Sebuah pertandingan sepakbola merupakan refleksi dari hidup manusia dalam kesehariannya, yakni tak melulu tentang menjalankan rencana dengan semestinya. Dalam hidup, selalu ada hal yang terjadi di luar rencana manusia. Sebuah kejadian tak terduga menjadi bumbu kehidupan yang justru memberikan pengalaman dan pengetahuan baru kepada manusia yang mengalami hal tersebut.

Begitu pula dalam sepakbola, drama kontroversi dalam sebuah pertandinganlah yang menjadikan sepakbola tampak manusiawi, sehingga dicintai mayoritas penduduk bumi. VAR menjadikan sepakbola kehilangan sentuhan manusiawi seniman lapangan hijau yang tengah fokus mengejar kemenangan.
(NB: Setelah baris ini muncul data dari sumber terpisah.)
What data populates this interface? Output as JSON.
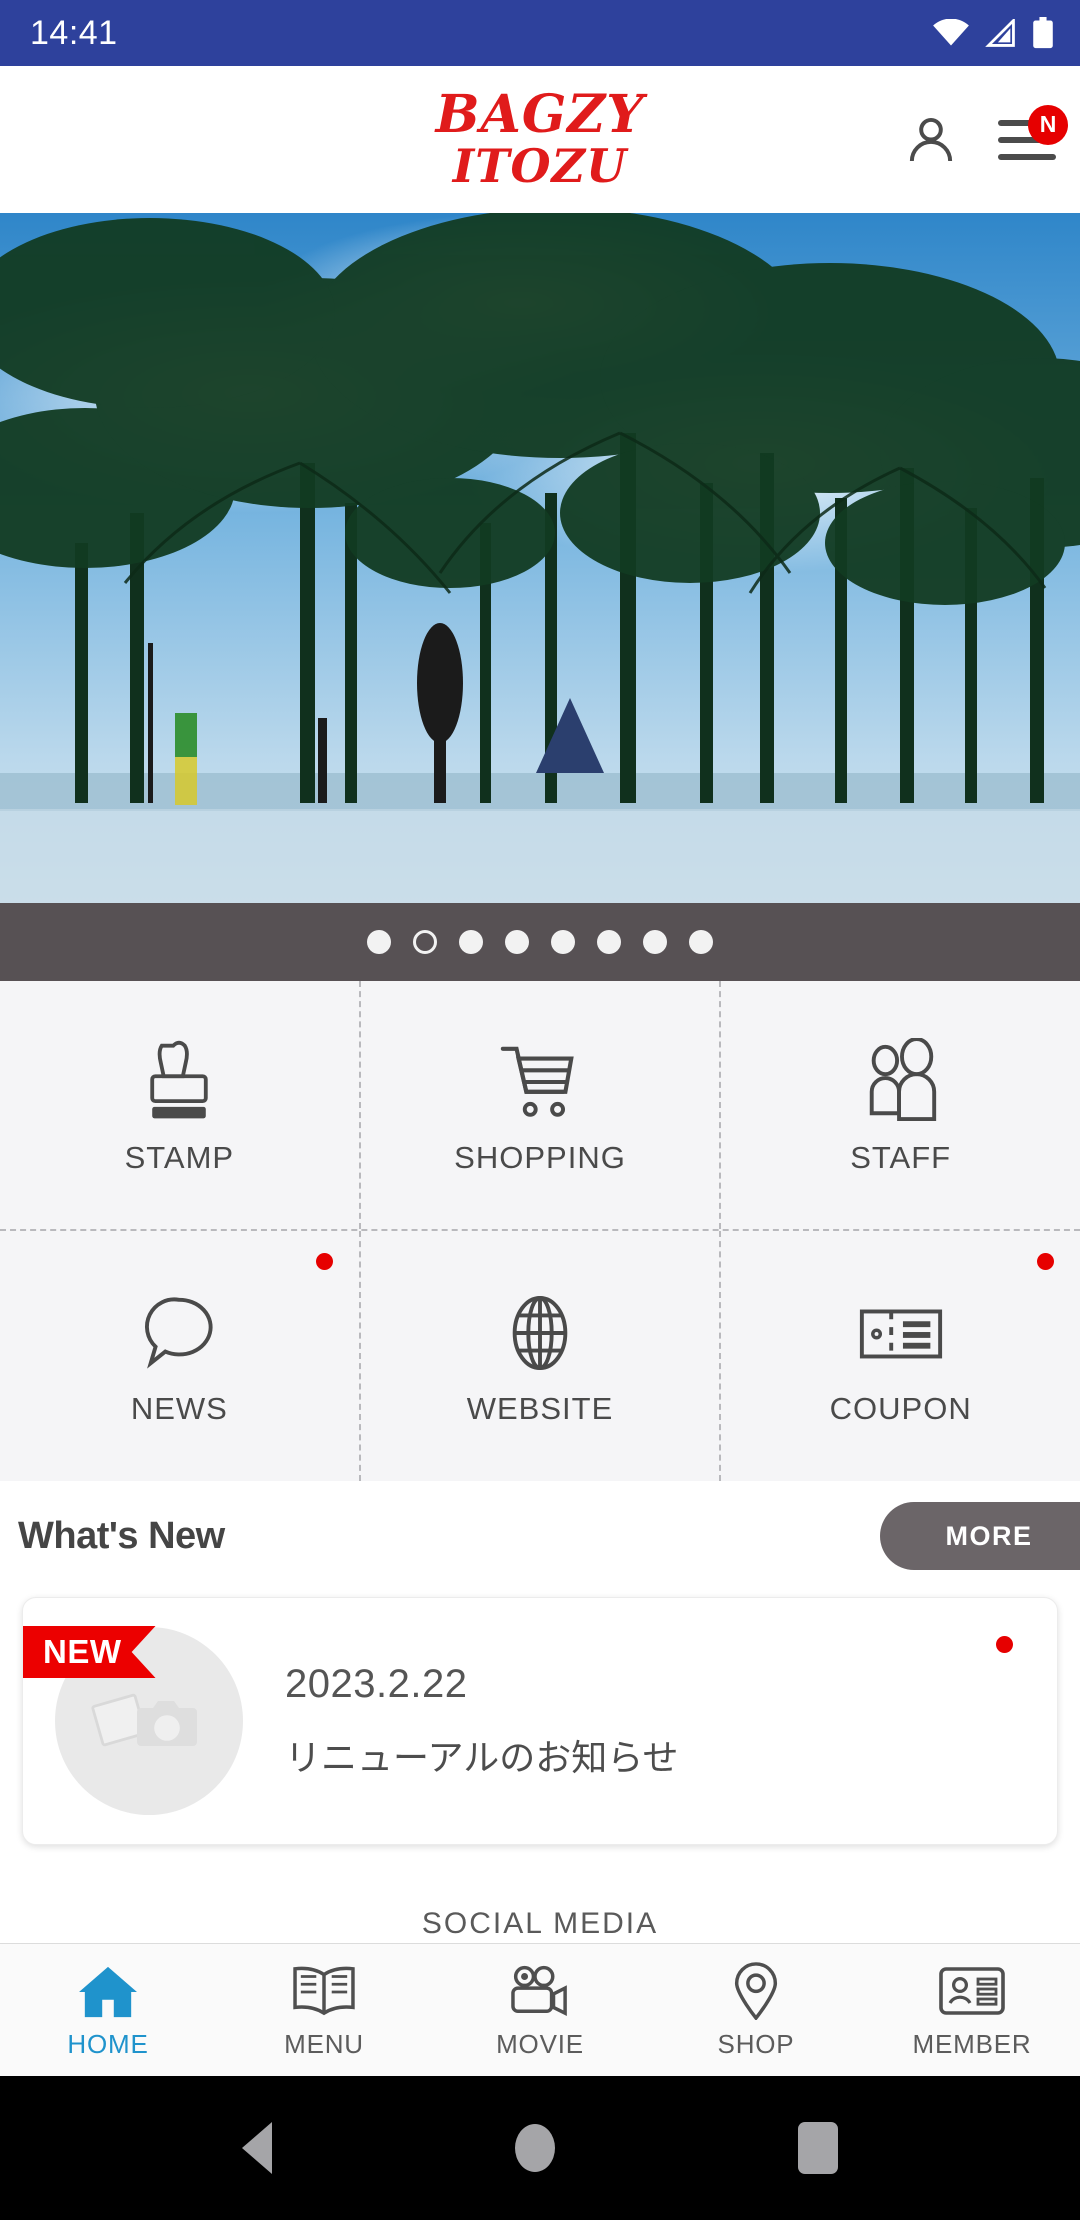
{
  "status_bar": {
    "time": "14:41",
    "icons": [
      "wifi-icon",
      "cellular-signal-icon",
      "battery-icon"
    ]
  },
  "header": {
    "logo_line1": "BAGZY",
    "logo_line2": "ITOZU",
    "account_icon": "person-icon",
    "menu_icon": "hamburger-menu-icon",
    "menu_badge": "N",
    "badge_color": "#e60000",
    "logo_color": "#e01b1b"
  },
  "hero": {
    "alt": "palm-trees-beach-photo",
    "carousel": {
      "total_dots": 8,
      "active_index": 1
    }
  },
  "grid_menu": {
    "rows": [
      [
        {
          "label": "STAMP",
          "icon": "stamp-icon",
          "dot": false
        },
        {
          "label": "SHOPPING",
          "icon": "shopping-cart-icon",
          "dot": false
        },
        {
          "label": "STAFF",
          "icon": "staff-people-icon",
          "dot": false
        }
      ],
      [
        {
          "label": "NEWS",
          "icon": "speech-bubble-icon",
          "dot": true
        },
        {
          "label": "WEBSITE",
          "icon": "globe-icon",
          "dot": false
        },
        {
          "label": "COUPON",
          "icon": "coupon-ticket-icon",
          "dot": true
        }
      ]
    ]
  },
  "whats_new": {
    "title": "What's New",
    "more_label": "MORE",
    "items": [
      {
        "badge": "NEW",
        "date": "2023.2.22",
        "title": "リニューアルのお知らせ",
        "thumb_icon": "photo-placeholder-icon",
        "unread": true
      }
    ]
  },
  "social_media": {
    "title": "SOCIAL MEDIA"
  },
  "bottom_nav": {
    "active_color": "#1f93cc",
    "items": [
      {
        "label": "HOME",
        "icon": "home-icon",
        "active": true
      },
      {
        "label": "MENU",
        "icon": "open-book-icon",
        "active": false
      },
      {
        "label": "MOVIE",
        "icon": "video-camera-icon",
        "active": false
      },
      {
        "label": "SHOP",
        "icon": "map-pin-icon",
        "active": false
      },
      {
        "label": "MEMBER",
        "icon": "id-card-icon",
        "active": false
      }
    ]
  },
  "android_nav": {
    "back": "back-triangle-icon",
    "home": "home-circle-icon",
    "recents": "recents-square-icon"
  }
}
Teknologi itu justru seolah berperan layaknya suporter yang menonton pertandingan lewat televisi, tetapi memiliki privilege sehingga bisa menganjurkan penalti, mensahkan gol, hingga menimbang kartu warna apa yang harus diberikan kepada pemain. Ini tak jauh berbeda dengan para suporter yang protes atas keputusan wasit, lantas melemparkan botol plastik air mineral ke tengah lapangan. Keduanya sama-sama membuat pertandingan terhenti sementara.

Ada baiknya FIFA meninjau ulang teknologi VAR ini, agar tak menjadi satu hal mubazir atau malah justru membuat kontroversi baru. Terlalu banyak saran dari VAR tentu akan memengaruhi fokus serta objektivitas pengadil yang bertugas di lapangan. Setidaknya otoritas tertinggi sepakbola itu harus menyempurnakan penerapan VAR sehingga tidak memberikan jeda yang terlalu panjang dalam pertandingan, yang bisa berakibat jalannya pertandingan menjadi jemu bagi penonton.

Dalam era kapitalis dimana sepakbola pun tak lepas dari perannya sebagai alat peraup keuntungan ini, FIFA tentu tak ingin sepakbola menjadi menjemukan dan akhirnya ditinggalkan penonton. Ketika tiba masanya VAR efektif diterapkan dalam sepakbola, maka boleh saja para ibu berharap bahwa suatu saat kelak tayangan sinetron yang mereka saksikan pun akan menggunakan teknologi tersebut.

Kelak, demi memuaskan para ibu rumah tangga, dunia pertelevisian tanah air akan menerapkan VAR, supaya pemirsa bisa menegur langsung sang tokoh protagonis di dalam sinetron, sehingga akhirnya selamat dari penderitaan zoom in-zoom out yang melelahkan.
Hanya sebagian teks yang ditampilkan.